I followed up the game with a solo refight of River plate. A quiet affair that started as the historical battle with Exeter heavily damaged early on, but a couple of solid hits from Ajax slowed Graf Spee to the point where the British light cruisers could close for a torpedo attack. Achilles was heavily damaged in the approach, but Ajax scored a hit that crippled Graf Spee and left her a sitting duck for a second torpedo attack that sent her to the bottom. No photos of this one as it was late and my phone battery was flat. I really need to get myself a PO(Phot) for these occasions!

Saturday, 4 August 2018

The Swiss, 15mm DBA

Twenty eight years ago Liz and I went on honeymoon to Murren in the Berner Oberland. One day we went on a steamer trip to Thun where we visited the castle, therein was a lovely display featuring medieval Swiss armies (there was also a floor dedicated to Swiss methods of punishing unruly women, but that's another story).  I was also struck by the large number of colourful flags flying all around the region. Swiss national flags, but also lots of Berner Oberlander flags, and flags of each town and village. I was in a bit of a DBA phase at the time so when I got home I wrote to Essex and got myself a 15mm DBA Swiss army. Then we moved house, the unpainted army went into a box and stayed there for nearly 28 years....

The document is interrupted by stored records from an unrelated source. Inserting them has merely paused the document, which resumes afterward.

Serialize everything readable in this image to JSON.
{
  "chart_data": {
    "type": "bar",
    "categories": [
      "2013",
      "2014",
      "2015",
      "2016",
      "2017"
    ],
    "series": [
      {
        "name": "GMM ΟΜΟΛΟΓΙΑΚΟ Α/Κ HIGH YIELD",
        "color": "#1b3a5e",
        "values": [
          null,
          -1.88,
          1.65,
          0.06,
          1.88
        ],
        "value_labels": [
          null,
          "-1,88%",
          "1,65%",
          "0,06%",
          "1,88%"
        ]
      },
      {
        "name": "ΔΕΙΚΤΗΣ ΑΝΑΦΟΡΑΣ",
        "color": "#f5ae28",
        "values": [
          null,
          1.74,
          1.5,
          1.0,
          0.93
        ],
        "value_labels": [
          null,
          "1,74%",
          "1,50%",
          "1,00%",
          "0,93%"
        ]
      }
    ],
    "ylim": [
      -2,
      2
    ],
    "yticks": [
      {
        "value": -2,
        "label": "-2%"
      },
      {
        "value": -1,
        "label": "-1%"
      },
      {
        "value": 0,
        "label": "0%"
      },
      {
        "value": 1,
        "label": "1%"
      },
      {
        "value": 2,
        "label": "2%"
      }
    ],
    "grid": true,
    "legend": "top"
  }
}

Fast forward to 2018 and I'm clearing out stuff to sell at the Lincombe Barn tabletop sale, and I find an old bag full of 15mm figures. They go into the box of odds and ends to sell, but then as I'm at the show I think back to the happy summer days in the mountains, and before long the bag of figures is off the table.....

It still took 2 months to get them on to the painting table, but last week the Swiss finally made it out of the bag and onto the worktop. And here they are, kitted out in the red and yellow of the Berner Oberland, with contingents of pikemen from Interlaken, Lauterbrunnen and Murren (if the army ever expands then Grindelwald and Wengen will get contingents too, but thats for later).






I'm quite pleased with how they have turned out, especially as this is the first DBA army I've painted for ages. Of course between getting them and now DBA 3 has arrived and the army lists are completely different, but I'm not fussed and my Swiss will take to the table with what they've got for now.





Figures are mainly Essex, with a few old TTG and Minifigs (which similarly have sat in a box for nearly 30 years).

Something I'd like to add would be a vignette with a dancing bear and handler (these are the Swss, after all). I know there are suitable figures in 25/28mm but I've not seen anything suitable in 15mm. Anyone got any ideas?

I alsofound this rather nice bombard in a siege emplacement, with some rather nice crew, which I thought I'd paint up as well. Not sure which company makes them - I also have a trebuchet from the same company. Again - any clues?